Deep Blue is a theatrical version of the 2001 BBC nature documentary series The Blue Planet. BBC Worldwide and Germany's Greenlight Media co-produced the film. Alastair Fothergill and Andy Byatt are credited as directors, and six cinematographers were also credited: Doug Allan, Mike deGruy, Peter Scoones, Simon King, Rick Rosenthal, and Bob Cranston. The idea for Deep Blue developed from when a shorter version of The Blue Planet was cut for The Proms in 2002, and for which George Fenton composed a score. When BBC Worldwide partnered with Greenlight Media and the latter helped raise money for the film, the filmmakers reviewed over 70,000 hours of raw footage from The Blue Planet. Ultimately, a quarter of Deep Blue consisted of footage not shown in The Blue Planet. Producer Sophokles Tasioulis said, "There's not a single cut in the movie that's the same as the TV series." The film contains only 15 lines of narrative. Filmmakers enlisted Fenton to compose the film's score, which was performed by the Berlin Philharmonic in their cinematic debut. Voiceovers were also recorded for different countries. Production of the theatrical version cost £2.8 million, while marketing and distribution cost an additional £1 million.

==Release==
Footage of Deep Blue was first screened at the Cannes Film Market on 18 May 2003. It premiered at the San Sebastian Film Festival in Spain on 20 September 2003. Variety reported, "'Deep Blue' world preemed at San Sebastian to applause Saturday."

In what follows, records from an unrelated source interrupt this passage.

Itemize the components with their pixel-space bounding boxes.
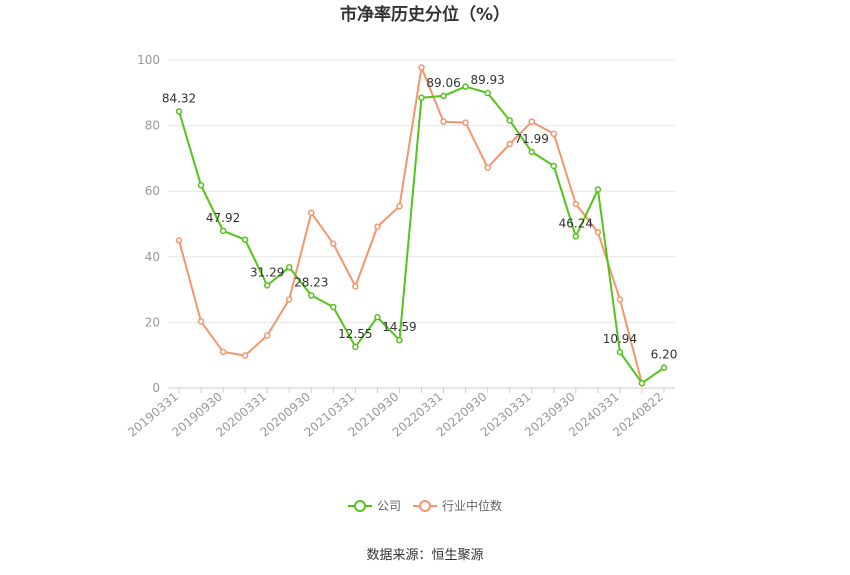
legend-marker-1 (419, 500, 431, 512)
y-tick-label: 80 (145, 119, 160, 133)
data-point (197, 182, 205, 189)
data-point (484, 164, 491, 171)
y-tick-label: 0 (152, 381, 160, 395)
data-point (219, 348, 227, 356)
data-point (418, 64, 425, 71)
data-label: 47.92 (206, 211, 240, 225)
data-label: 89.93 (470, 73, 504, 87)
legend-label-0: 公司 (377, 499, 401, 513)
data-point (396, 203, 403, 210)
data-point (175, 108, 183, 115)
data-point (484, 89, 491, 97)
data-point (396, 336, 403, 344)
legend-label-1: 行业中位数 (442, 498, 502, 513)
data-point (638, 379, 646, 387)
data-point (440, 118, 447, 125)
data-point (572, 233, 580, 240)
data-point (352, 283, 359, 290)
data-source: 数据来源：恒生聚源 (366, 548, 483, 563)
data-point (616, 348, 624, 356)
data-point (506, 140, 513, 148)
data-point (418, 94, 425, 101)
data-point (263, 332, 271, 339)
data-point (263, 282, 271, 289)
data-label: 10.94 (603, 332, 637, 346)
data-point (440, 92, 447, 100)
data-point (330, 303, 337, 311)
data-labels: 84.32 47.92 31.29 28.23 12.55 14.59 89.06 89.93… (162, 73, 678, 362)
data-point (374, 223, 381, 230)
data-point (219, 227, 227, 235)
data-point (550, 162, 558, 170)
data-point (308, 209, 315, 217)
data-point (660, 364, 668, 371)
series-line-1 (178, 66, 643, 384)
data-label: 71.99 (515, 132, 549, 146)
data-point (528, 118, 535, 125)
data-label: 28.23 (294, 275, 328, 289)
data-point (506, 117, 513, 124)
data-point (572, 200, 580, 208)
y-tick-label: 40 (145, 250, 160, 264)
legend: 公司 行业中位数 (348, 498, 502, 513)
data-point (550, 130, 558, 138)
data-label: 84.32 (162, 91, 196, 105)
chart-title: 市净率历史分位（%） (340, 4, 510, 25)
y-axis: 0 20 40 60 80 100 (137, 53, 160, 395)
data-label: 6.20 (651, 348, 678, 362)
data-point (308, 292, 315, 299)
data-point (594, 186, 602, 193)
data-point (285, 296, 293, 303)
data-point (616, 296, 624, 303)
legend-marker-0 (354, 500, 366, 512)
data-label: 89.06 (426, 76, 460, 90)
data-label: 31.29 (250, 265, 284, 279)
data-point (462, 83, 469, 90)
data-point (285, 264, 293, 271)
y-tick-label: 60 (145, 184, 160, 198)
data-label: 14.59 (382, 320, 416, 334)
data-point (462, 119, 469, 126)
data-point (197, 318, 205, 325)
data-point (594, 228, 602, 236)
y-tick-label: 100 (137, 53, 160, 67)
y-tick-label: 20 (145, 315, 160, 329)
x-axis: 2019033120190930202003312020093020210331… (125, 387, 675, 440)
data-point (528, 148, 535, 156)
data-label: 12.55 (338, 327, 372, 341)
data-point (241, 352, 249, 359)
data-point (352, 343, 359, 351)
data-point (330, 240, 337, 247)
data-point (374, 313, 381, 321)
data-point (241, 236, 249, 243)
series-layer (175, 64, 668, 387)
series-line-0 (178, 85, 665, 385)
data-label: 46.24 (559, 216, 593, 230)
data-point (175, 237, 183, 244)
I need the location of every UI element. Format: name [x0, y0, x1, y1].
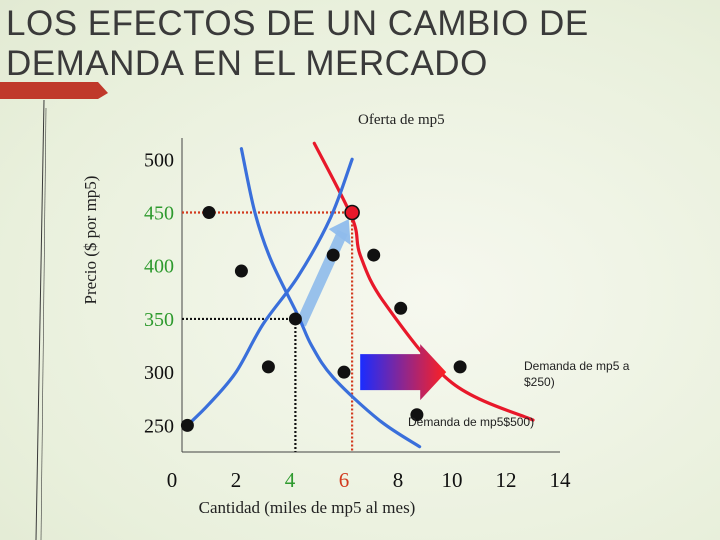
- slide-left-rule: [35, 99, 45, 540]
- y-tick-labels: 500 450 400 350 300 250: [144, 149, 174, 437]
- title-accent-bar: [0, 82, 108, 99]
- data-point-3: [394, 301, 408, 315]
- x-tick-14: 14: [550, 468, 572, 492]
- y-tick-350: 350: [144, 309, 174, 331]
- x-tick-8: 8: [393, 468, 404, 492]
- y-tick-250: 250: [144, 415, 174, 437]
- data-point-9: [410, 408, 424, 422]
- data-point-5: [202, 206, 216, 220]
- y-tick-450: 450: [144, 203, 174, 225]
- data-point-10: [180, 418, 194, 432]
- x-tick-labels: 0 2 4 6 8 10 12 14: [167, 468, 571, 492]
- slide-title-line-1: LOS EFECTOS DE UN CAMBIO DE: [6, 4, 589, 43]
- slide-left-rule-inner: [40, 107, 47, 540]
- data-point-8: [337, 365, 351, 379]
- x-tick-10: 10: [442, 468, 463, 492]
- y-tick-400: 400: [144, 256, 174, 278]
- shift-arrow-group: [360, 344, 447, 401]
- demand-old-label-line-2: $250): [524, 375, 555, 389]
- movement-arrow-shaft: [295, 229, 348, 327]
- supply-curve-label: Oferta de mp5: [358, 112, 445, 128]
- movement-arrow-group: [295, 219, 351, 327]
- slide-title: LOS EFECTOS DE UN CAMBIO DE DEMANDA EN E…: [6, 4, 706, 84]
- x-tick-2: 2: [231, 468, 242, 492]
- x-tick-4: 4: [285, 468, 296, 492]
- data-point-7: [288, 312, 302, 326]
- x-axis-label: Cantidad (miles de mp5 al mes): [199, 498, 416, 517]
- data-point-1: [326, 248, 340, 262]
- equilibrium-point: [344, 204, 360, 221]
- demand-old-label-line-1: Demanda de mp5 a: [524, 359, 630, 373]
- data-point-6: [234, 264, 248, 278]
- curves-group: [185, 141, 535, 449]
- data-point-11: [261, 360, 275, 374]
- data-point-2: [367, 248, 381, 262]
- x-tick-6: 6: [339, 468, 350, 492]
- demand-new-label: Demanda de mp5$500): [408, 415, 534, 429]
- markers-group: [180, 204, 467, 432]
- y-axis-label: Precio ($ por mp5): [81, 176, 100, 305]
- y-tick-500: 500: [144, 149, 174, 171]
- y-tick-300: 300: [144, 362, 174, 384]
- slide-title-line-2: DEMANDA EN EL MERCADO: [6, 44, 488, 83]
- curve-demand_new: [239, 147, 422, 449]
- x-tick-12: 12: [496, 468, 517, 492]
- curve-demand_old: [185, 157, 354, 427]
- data-point-4: [453, 360, 467, 374]
- x-tick-0: 0: [167, 468, 178, 492]
- movement-arrow-head: [328, 219, 351, 246]
- demand-shift-arrow: [360, 344, 447, 401]
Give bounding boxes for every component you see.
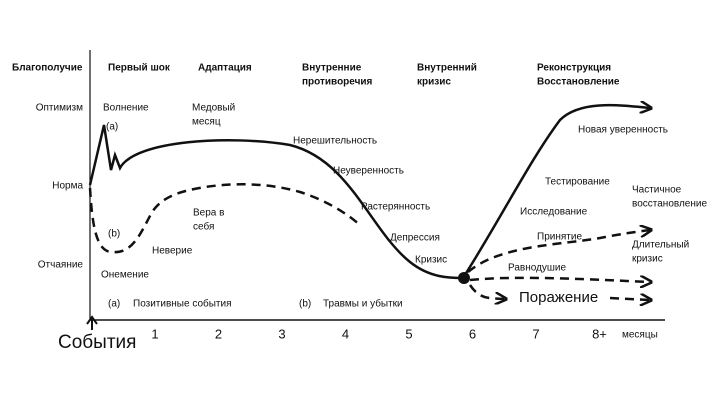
label: Длительный [632,240,689,251]
label: Депрессия [390,233,440,244]
label: Равнодушие [508,263,567,274]
x-tick-label: 3 [278,326,285,341]
branch-long [609,298,650,300]
legend-text: Травмы и убытки [323,298,403,310]
phase: Внутренний [417,63,477,74]
phase: Восстановление [537,77,620,88]
label: Онемение [101,270,149,281]
label: себя [193,221,214,233]
branch-defeat [468,284,505,299]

Deep Blue was the first theatrical release from BBC Worldwide. Not including the United States, Deep Blue was theatrically distributed in over 20 territories and grossed $30 million at the box office. The film "performed well" in theaters in Europe. In Germany, it became the highest-grossing documentary film to date. In Japan, it broke records at the box office. The documentary was released on DVD before Christmas 2004. Over 480,000 units were sold in the United Kingdom, France, Germany, and Switzerland. In Japan, it sold over 110,000 copies on the first day and became the first documentary to rank first on Japan's DVD charts.

Miramax Films acquired rights in December 2003 to distribute Deep Blue in North America. Variety called the acquisition "a rare foray for the distrib into nonfiction films". It gave the film a limited release in June 2005. Deep Blue screened in five theaters for 12 weeks and grossed $132,261.

==Critical reception==

The film review website Metacritic reported that among a sample of 17 critics from the United States, 11 gave Deep Blue a positive review and 6 gave it a mixed review. The website gave the film an overall score of 71 out of 100. Laura Kern of The New York Times called Deep Blue, a re-cut of The Blue Planet, "a more visual and less informative re-assemblage of the mounds of footage shot for the show, is alternately mind-blowing and mind-numbing". Kern commended footage of deep-sea creatures as "so exotic they would be the envy of any science-fiction film". The critic concluded, "The experience of 'Deep Blue' is hardly enlightening. In the end, a sliver of knowledge may be gained, or environmental concerns only briefly alluded to might be pondered, but mostly what remains are pretty pictures that quickly fade into oblivion."